I’ve seen people get knocked down and stay down, but I have also seen what it looks like for someone to have a comeback. I like the comeback stories way more than the “Everything went according to plan” stories.
People know how to rebuild. We’ve been doing it forever. There is a great resilience in mankind that refuses to let tragedy be the end of them. I can only speak of losing my job, but there are so many other stories of rebuilding.
When a weather disaster hits homes and a community comes together. They rebuild.
When soldiers and civilians lose arms and legs and they find a way to still compete in sports and do amazing things. They rebuild.
When wives are abandoned by their husbands, but they still find a way to provide for their children. They rebuild.
When we are forced to leave our comforts and everything we’re familiar with. We rebuild.
It’s not easy. In many ways it’s harder to rebuild than it is to build something for the very first time. But we can do it. We can learn from it. And we are better for it. James 1:3 says, “The testing of your faith produces perseverance.”

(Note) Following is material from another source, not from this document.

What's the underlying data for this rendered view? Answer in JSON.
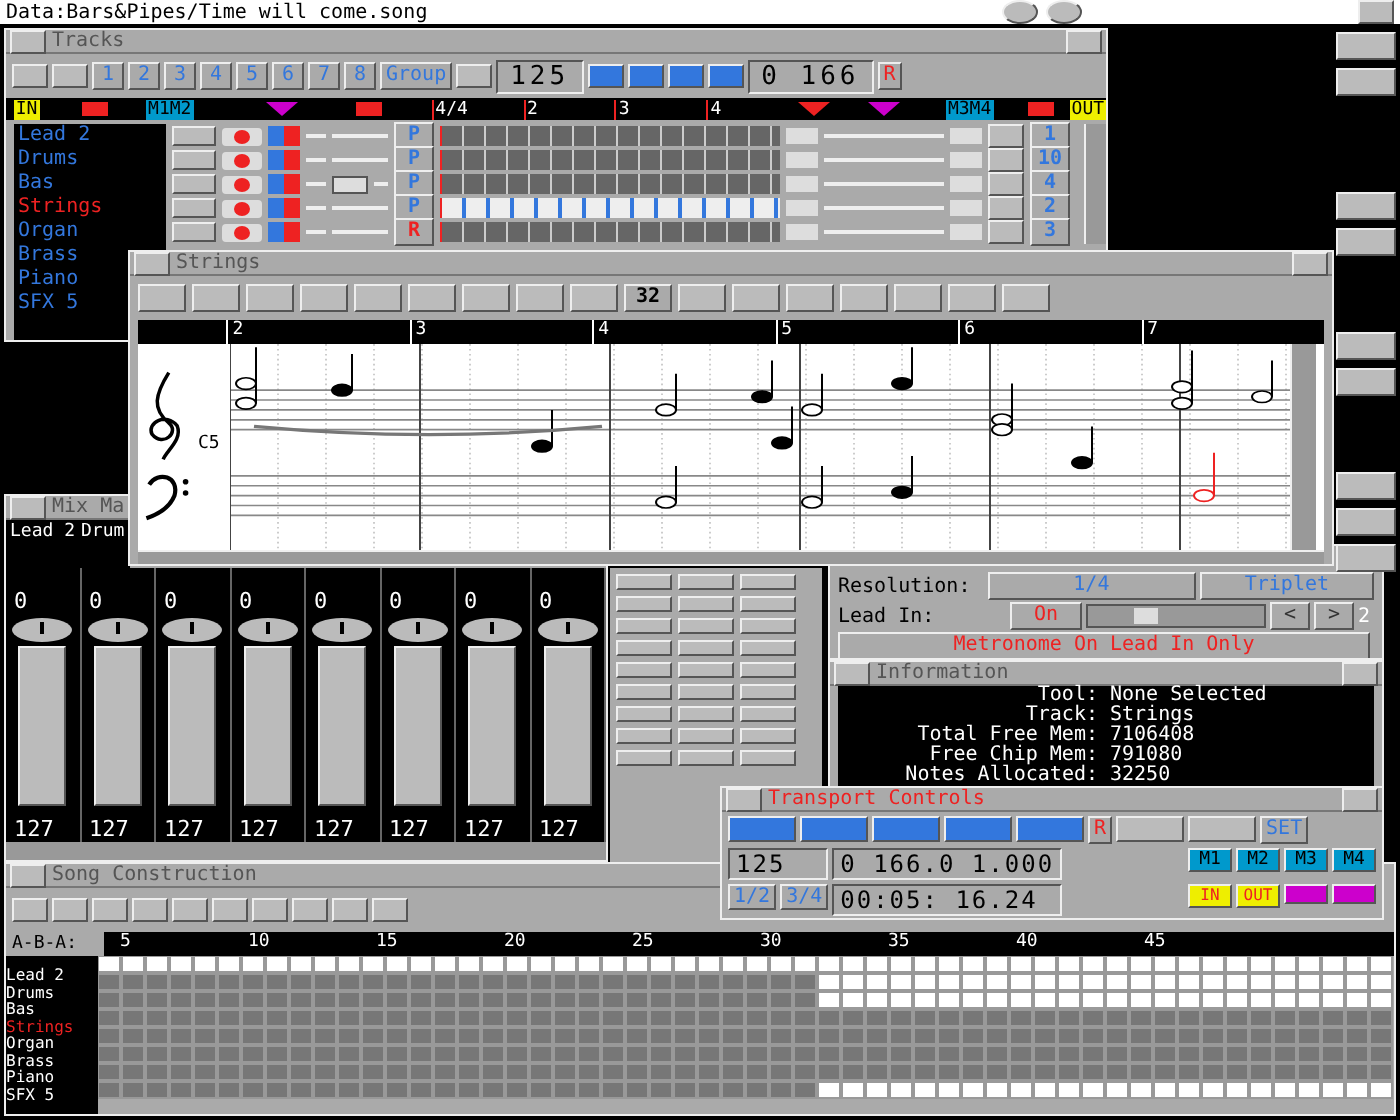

I think life is a lot like the story of Rumpelstiltskin. We have a room full of straw and somehow we have to turn it to gold. We take these times we hate the most and from them produce something amazing.
Every bad circumstance has something good close by, but the good doesn’t always pop out right in front of you. Sometimes you have to hunt it down. Sometimes you have to dig under the rubble, but the good is there waiting to be found.
I’ve had the lyrics of the hymn “He Set Me Free” stuck in my head lately.
“Daily I’m working, I’m praying too,
And glory to God I’m going through.”
When resilience meets grace and love, glory to God, we can rebuild.